On Saturdays when he accompanies his aunt to the market, "jostled by the drunken men and bargaining women," the romantic narrator imagines that he is a knight holding the Holy Grail as he makes his way through the crowds with the box of groceries.
When Mangan's sister finally speaks with him, the narrator becomes awkward and so nervous that he can barely talk. She asks him if he is going to Araby because she will miss the bazaar as she has a religious retreat to attend. The narrator then gallantly promises to bring her something. After this encounter with the girl, the narrator is completely infatuated.
I had hardly patience with the serious work of life which, now that it stood between me and my desire....
On the day of the bazaar, the boy reminds his uncle that he wants to go to Araby that evening. But, the uncle decides to go to the pub and does not return at his normal hour; as he waits impatiently, the boy paces angrily, clenching his fists in frustrated rage. Finally, at nine o'clock, the uncle arrives and jokes about the boy's going when some people are probably asleep.
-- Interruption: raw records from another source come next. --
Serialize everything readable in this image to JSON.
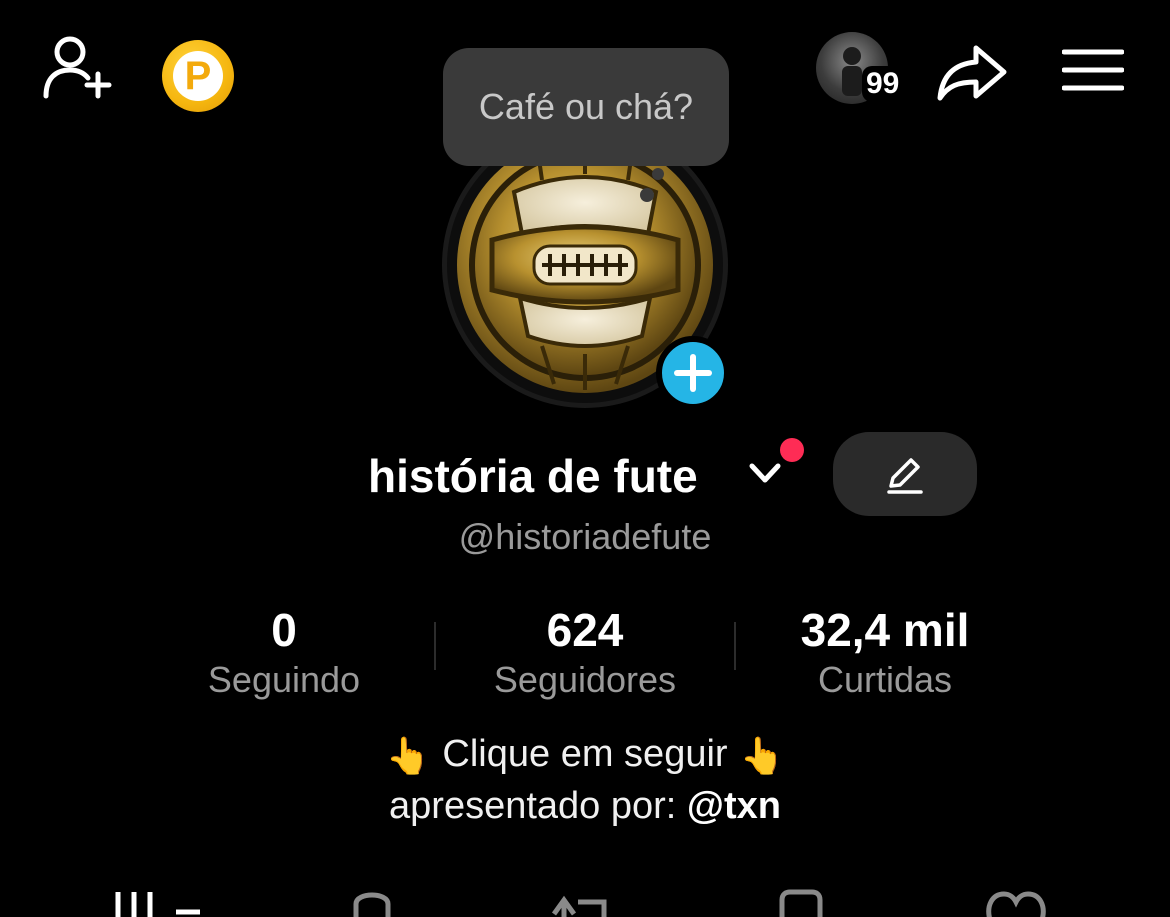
{
  "header": {
    "friend_count": "99"
  },
  "tooltip": {
    "text": "Café ou chá?"
  },
  "profile": {
    "name": "história de fute",
    "handle": "@historiadefute"
  },
  "stats": [
    {
      "value": "0",
      "label": "Seguindo"
    },
    {
      "value": "624",
      "label": "Seguidores"
    },
    {
      "value": "32,4 mil",
      "label": "Curtidas"
    }
  ],
  "bio": {
    "line1": "Clique em seguir",
    "line2_prefix": "apresentado por: ",
    "line2_mention": "@txn",
    "emoji": "👆"
  },
  "icons": {
    "add_friend": "add-user-icon",
    "coin": "coin-icon",
    "share": "share-icon",
    "menu": "menu-icon",
    "edit": "pencil-icon",
    "add_story": "plus-icon"
  },
  "colors": {
    "background": "#000000",
    "accent_blue": "#25b5e6",
    "notification_red": "#fe2c55",
    "coin_gold": "#f5b60f",
    "muted_text": "#9a9a9a",
    "tooltip_bg": "#3a3a3a"
  }
}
Finally, after the narrator persistently entreats him for some money so that he can leave, the uncle gives him a florin, and the boy catches a train to the bazaar. When he arrives most of the stalls are already closed, and the hall is in darkness. His expectations are crushed and his fantasy of his infatuation with Mangan's sister terminates as he hears English accents engaged in petty conversations. Symbolically, he lets two pennies fall against the sixpence in his pocket before he hears a voice call out that the bazaar is closed. In a crushing moment of epiphany, the boy realizes that he has been "driven and derided by vanity," and his "eyes burned with anguish and anger" at his self-delusion.